Philippe Le Guay (Les Femmes du 6e étage, Normandie nue) réussit un film à la palette de couleurs variées qui mélange finement comédie ironique et drame intimiste, tout en questionnant notre société et son histoire
À Paris, Simon et Hélène décident de vendre une cave dans l’immeuble où ils habitent. Un homme, au passé trouble, l’achète et s’y installe sans prévenir. Peu à peu, sa présence va bouleverser la vie du couple.
On imagine le plaisir qu’ont dû prendre Philippe Le Guay et ses coscénaristes Gilles Taurand et Marc Weitzmann à écrire un personnage aussi irrévérencieux que celui interprété par François Cluzet, sorte de condensé de toutes les tares de l’homme (très) moyen, aigri, misanthrope, râleur invétéré qui remet tout en question, jusqu’à des événements de l’histoire tragique du xxe siècle, lui, le professeur d’histoire… viré de son école. Le genre de gars que l’on n’a jamais envie de voir débarquer chez soi, l’image du parasite dont on voudrait bien vite se débarrasser avant que tout finisse mal.
À partir de ce thème classique en fiction, producteur de comédies et de tragédies, Philippe Le Guay réalise un film enlevé, très dialogué, où les comédiens ont un large espace de jeu pour faire exister leurs personnages sans pour autant cabotiner, tout se jouant dans la subtilité et les changements de ton.

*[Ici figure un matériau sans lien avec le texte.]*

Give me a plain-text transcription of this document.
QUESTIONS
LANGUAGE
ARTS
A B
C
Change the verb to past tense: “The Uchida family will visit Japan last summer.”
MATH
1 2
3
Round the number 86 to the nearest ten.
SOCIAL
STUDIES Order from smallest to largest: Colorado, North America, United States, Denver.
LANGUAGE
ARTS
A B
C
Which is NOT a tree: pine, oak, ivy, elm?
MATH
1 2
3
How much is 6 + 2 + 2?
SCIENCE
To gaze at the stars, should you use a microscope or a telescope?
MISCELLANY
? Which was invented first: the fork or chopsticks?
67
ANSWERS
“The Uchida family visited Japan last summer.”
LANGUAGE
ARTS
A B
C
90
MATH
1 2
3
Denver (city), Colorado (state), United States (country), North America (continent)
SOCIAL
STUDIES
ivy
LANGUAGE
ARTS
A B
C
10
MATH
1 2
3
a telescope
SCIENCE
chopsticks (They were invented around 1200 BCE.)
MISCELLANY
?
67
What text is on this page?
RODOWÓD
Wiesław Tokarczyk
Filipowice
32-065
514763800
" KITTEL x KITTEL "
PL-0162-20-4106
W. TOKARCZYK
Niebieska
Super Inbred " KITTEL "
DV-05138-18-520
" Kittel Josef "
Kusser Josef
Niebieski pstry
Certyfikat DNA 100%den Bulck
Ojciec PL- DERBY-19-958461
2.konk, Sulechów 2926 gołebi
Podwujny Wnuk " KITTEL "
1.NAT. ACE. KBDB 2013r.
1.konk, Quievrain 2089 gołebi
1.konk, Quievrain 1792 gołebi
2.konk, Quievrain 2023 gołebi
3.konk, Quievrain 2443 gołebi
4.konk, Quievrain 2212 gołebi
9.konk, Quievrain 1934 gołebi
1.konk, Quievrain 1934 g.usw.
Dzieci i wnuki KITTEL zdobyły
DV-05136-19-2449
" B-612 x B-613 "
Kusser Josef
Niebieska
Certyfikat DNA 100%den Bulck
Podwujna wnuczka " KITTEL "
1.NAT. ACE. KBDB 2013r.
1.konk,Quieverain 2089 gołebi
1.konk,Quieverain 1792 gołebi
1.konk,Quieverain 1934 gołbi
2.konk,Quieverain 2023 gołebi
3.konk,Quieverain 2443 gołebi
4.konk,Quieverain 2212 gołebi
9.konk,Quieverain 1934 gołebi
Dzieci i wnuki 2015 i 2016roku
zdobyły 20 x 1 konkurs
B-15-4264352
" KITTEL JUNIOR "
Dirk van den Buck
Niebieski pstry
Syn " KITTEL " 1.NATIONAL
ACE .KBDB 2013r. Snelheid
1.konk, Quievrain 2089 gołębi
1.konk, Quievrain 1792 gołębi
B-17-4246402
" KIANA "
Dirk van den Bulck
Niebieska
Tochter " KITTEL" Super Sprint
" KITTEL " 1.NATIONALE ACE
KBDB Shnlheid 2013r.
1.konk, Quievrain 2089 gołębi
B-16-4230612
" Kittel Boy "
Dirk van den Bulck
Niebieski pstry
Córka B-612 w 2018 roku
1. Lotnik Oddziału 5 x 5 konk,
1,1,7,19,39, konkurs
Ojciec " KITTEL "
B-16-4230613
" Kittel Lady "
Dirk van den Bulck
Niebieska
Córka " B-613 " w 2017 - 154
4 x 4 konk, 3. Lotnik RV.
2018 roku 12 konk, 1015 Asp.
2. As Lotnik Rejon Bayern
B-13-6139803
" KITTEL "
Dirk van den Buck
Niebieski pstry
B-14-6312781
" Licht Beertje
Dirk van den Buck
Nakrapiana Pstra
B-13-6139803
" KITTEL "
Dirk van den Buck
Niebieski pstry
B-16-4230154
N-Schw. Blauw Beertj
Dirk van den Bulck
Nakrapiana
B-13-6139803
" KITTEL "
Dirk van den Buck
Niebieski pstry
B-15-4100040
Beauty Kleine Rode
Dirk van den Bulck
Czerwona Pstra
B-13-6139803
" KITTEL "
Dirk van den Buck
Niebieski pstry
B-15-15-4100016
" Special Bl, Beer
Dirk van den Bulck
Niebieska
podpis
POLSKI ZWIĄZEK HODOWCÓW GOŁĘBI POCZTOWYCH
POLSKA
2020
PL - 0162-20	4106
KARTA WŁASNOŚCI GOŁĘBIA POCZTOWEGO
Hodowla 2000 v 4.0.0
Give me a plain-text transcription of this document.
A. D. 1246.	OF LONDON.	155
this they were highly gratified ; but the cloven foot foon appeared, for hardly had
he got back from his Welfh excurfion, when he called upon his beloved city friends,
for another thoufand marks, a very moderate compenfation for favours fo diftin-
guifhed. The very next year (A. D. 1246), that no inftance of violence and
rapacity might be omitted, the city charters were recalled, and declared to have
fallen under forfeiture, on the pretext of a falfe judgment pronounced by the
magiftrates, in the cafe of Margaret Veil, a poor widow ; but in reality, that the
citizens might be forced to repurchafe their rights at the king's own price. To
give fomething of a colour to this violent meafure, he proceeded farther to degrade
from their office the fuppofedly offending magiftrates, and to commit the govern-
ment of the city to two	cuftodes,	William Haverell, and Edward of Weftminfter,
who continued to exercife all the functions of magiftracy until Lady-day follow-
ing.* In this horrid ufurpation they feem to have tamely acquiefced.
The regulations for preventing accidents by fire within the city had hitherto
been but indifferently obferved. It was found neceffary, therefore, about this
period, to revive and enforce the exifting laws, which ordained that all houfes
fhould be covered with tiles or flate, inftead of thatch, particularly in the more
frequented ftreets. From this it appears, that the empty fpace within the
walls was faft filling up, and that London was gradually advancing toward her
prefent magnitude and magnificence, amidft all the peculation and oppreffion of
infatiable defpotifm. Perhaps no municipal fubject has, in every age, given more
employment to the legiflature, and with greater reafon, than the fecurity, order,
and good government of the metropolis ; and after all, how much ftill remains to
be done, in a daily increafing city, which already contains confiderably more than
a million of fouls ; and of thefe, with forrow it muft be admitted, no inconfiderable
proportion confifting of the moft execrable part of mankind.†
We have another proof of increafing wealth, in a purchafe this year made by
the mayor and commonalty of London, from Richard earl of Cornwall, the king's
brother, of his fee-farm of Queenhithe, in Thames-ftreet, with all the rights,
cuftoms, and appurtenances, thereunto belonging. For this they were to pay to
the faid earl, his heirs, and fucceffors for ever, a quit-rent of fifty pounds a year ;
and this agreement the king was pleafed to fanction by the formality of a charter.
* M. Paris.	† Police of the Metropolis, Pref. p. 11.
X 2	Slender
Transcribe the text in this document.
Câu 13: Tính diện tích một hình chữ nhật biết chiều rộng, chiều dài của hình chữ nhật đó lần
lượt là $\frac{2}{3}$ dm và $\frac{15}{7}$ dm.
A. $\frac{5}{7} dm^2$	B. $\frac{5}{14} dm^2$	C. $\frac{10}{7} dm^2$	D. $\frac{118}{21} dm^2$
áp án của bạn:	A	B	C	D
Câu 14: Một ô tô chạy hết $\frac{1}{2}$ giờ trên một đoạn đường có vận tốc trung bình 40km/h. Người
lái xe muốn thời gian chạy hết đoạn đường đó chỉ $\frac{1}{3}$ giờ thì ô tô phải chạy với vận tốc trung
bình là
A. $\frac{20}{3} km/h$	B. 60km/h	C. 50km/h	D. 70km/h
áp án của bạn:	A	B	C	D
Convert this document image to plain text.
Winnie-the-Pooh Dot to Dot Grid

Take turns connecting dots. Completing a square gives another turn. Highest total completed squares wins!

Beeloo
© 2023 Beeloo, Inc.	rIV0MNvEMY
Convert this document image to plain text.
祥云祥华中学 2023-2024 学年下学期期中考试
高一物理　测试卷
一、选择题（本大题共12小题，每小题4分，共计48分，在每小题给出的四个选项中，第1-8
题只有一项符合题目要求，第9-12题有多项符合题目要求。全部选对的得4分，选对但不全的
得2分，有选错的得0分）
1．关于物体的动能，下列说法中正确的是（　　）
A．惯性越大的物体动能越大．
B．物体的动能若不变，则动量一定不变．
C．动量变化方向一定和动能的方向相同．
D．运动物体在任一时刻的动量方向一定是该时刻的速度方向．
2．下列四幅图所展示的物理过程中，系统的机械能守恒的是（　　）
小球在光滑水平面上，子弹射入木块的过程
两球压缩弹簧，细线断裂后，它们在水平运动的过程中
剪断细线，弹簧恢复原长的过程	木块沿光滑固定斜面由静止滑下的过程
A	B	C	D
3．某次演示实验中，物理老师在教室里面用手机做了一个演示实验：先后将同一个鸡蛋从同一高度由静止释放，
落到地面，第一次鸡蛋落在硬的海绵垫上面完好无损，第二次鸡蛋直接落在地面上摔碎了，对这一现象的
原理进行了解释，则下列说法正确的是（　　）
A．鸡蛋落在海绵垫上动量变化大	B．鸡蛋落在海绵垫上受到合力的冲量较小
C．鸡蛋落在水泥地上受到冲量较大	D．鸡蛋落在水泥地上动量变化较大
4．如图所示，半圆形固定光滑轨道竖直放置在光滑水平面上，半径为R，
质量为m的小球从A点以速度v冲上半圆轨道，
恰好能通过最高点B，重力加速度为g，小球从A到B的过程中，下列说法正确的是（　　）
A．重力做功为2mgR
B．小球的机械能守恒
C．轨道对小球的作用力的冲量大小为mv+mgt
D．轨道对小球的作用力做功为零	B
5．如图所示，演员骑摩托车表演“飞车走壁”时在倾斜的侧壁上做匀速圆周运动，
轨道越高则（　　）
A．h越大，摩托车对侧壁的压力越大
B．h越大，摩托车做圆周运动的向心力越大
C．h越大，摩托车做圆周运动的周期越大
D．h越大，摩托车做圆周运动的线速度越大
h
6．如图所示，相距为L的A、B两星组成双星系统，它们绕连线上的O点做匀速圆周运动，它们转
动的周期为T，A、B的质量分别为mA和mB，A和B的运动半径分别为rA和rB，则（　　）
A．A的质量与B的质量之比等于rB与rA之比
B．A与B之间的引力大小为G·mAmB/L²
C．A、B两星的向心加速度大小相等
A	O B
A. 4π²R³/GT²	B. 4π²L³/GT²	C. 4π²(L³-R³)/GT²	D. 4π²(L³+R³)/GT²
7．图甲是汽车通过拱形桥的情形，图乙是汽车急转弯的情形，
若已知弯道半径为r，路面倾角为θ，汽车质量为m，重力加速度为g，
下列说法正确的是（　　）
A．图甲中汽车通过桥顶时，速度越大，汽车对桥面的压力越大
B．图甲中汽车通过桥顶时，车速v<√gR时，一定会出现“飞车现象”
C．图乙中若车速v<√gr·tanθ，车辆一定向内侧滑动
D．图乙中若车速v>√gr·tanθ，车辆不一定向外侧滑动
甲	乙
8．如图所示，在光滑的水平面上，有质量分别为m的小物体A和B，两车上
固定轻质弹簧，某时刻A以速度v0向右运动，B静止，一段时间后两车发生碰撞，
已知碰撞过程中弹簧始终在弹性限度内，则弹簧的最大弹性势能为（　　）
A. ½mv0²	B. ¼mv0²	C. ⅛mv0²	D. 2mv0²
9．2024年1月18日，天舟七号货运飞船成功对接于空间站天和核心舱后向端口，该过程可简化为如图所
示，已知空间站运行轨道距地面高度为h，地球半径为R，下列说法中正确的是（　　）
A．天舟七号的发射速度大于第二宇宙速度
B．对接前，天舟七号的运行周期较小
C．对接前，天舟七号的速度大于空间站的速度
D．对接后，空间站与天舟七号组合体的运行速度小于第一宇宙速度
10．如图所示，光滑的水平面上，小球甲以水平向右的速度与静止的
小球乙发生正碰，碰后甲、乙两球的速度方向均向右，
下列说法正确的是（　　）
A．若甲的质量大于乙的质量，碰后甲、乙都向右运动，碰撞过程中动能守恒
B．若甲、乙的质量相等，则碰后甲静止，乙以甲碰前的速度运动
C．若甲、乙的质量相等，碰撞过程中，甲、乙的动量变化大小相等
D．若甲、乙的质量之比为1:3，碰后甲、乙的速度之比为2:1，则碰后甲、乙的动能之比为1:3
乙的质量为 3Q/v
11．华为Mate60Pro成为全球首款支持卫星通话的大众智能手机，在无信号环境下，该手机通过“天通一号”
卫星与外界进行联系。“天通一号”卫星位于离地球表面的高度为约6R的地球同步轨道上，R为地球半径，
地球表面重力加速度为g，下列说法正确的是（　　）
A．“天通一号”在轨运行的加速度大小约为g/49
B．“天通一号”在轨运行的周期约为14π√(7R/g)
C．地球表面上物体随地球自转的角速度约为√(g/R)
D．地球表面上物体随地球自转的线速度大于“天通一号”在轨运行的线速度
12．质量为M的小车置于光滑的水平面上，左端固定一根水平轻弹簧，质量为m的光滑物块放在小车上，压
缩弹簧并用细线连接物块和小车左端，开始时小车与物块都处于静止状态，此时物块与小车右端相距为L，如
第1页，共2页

L’action est concentrée dans l’espace d’un immeuble (de sa cour à sa cave, donc) et le film s’émancipe vite du théâtre filmé par le recours à une mise en scène énergique. Cet immeuble, prétexte à la collision des êtres et donc des pensées, et symbole d’une société qui a du mal à se débarrasser de ses démons, est plus que le décor central du film, c’est un formidable moteur de l’action. C’est là que cela devient intéressant, lorsque ce qui s’apparentait uniquement à de la pure comédie jouissive sait aussi se transformer en une fiction plus sérieuse qui convoque les démons du passé. Cette finesse dans l’équilibre trouvé entre drôlerie et gravité fait toute l’originalité de cette fable surprenante qui bouscule notre confort de spectateur.